HI - Marine Electrical Imaging Reveals Novel Freshwater Transport Mechanism in Hawai'i
Conventional hydrogeologic framework models used to compute ocean island sustainable yields and aquifer storage neglect the complexity of the nearshore and offshore submarine environment.
However, the onshore aquifer at the island of Hawai‘i exhibits a notable volumetric discrepancy between high-elevation freshwater recharge and coastal discharge. In this study, we present a novel transport mechanism of freshwater moving from onshore to offshore through a multilayer formation of water-saturated layered basalts with interbedded low-permeability layers of ash/soil. Marine electromagnetic imaging reveals ∼35 km of laterally continuous resistive layers that extend to at least 4 km from west of Hawai‘i’s coastline, containing about 3.5 km3 of freshened water. We propose that this newly found transport mechanism of fresh groundwater may be the governing mechanism in other volcanic islands. In such a scenario, volcanic islands worldwide can use these renewable offshore reservoirs, considered more resilient to climate change-driven droughts, as new water resources.

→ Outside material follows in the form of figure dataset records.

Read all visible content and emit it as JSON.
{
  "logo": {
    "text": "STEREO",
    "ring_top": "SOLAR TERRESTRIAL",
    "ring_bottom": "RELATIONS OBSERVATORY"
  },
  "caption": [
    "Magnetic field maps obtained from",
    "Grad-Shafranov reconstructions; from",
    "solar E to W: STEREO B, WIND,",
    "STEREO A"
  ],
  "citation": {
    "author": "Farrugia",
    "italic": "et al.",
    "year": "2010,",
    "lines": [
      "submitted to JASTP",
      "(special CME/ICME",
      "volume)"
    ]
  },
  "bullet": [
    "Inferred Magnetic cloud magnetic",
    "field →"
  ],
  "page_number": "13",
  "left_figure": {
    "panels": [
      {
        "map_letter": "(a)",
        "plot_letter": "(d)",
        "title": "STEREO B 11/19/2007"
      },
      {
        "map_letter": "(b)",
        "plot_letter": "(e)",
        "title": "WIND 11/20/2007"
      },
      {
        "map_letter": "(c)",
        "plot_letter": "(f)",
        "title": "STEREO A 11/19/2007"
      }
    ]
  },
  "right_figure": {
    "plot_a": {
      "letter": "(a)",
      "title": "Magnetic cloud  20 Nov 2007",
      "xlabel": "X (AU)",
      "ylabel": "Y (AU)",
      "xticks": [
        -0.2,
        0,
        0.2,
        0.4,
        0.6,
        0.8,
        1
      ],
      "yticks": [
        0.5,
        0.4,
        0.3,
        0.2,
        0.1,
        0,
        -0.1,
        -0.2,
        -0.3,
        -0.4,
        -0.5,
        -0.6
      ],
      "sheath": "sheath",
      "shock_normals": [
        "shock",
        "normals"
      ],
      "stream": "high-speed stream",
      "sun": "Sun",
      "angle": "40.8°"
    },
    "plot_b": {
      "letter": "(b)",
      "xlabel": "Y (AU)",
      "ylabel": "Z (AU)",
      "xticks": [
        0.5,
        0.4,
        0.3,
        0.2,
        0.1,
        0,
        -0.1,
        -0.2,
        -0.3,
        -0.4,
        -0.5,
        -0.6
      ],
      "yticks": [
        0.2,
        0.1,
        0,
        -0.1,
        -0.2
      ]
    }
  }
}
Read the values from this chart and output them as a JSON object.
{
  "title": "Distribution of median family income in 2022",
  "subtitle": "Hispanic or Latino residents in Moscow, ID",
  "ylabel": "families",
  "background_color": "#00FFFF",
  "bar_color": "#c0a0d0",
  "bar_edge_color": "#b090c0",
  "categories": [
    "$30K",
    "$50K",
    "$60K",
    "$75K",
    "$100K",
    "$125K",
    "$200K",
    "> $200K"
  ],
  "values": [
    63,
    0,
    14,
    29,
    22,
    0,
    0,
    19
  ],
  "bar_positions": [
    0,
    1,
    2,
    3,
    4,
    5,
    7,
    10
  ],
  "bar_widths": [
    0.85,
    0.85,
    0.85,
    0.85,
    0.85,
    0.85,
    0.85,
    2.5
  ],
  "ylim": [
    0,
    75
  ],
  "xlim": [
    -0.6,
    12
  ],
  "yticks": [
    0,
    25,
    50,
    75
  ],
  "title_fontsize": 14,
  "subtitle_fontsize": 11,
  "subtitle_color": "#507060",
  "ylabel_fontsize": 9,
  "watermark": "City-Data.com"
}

The global occurrence of vast offshore freshened groundwater reservoirs (1–3) may be used as a new resource to supply the increasing demand for water in the era of climate change–driven droughts (4, 5). Onshore aquifers are one of Hawai‘i’s most critical natural resources, providing the vast majority of water for drinking, irrigation, domestic, commercial, and industrial needs (6).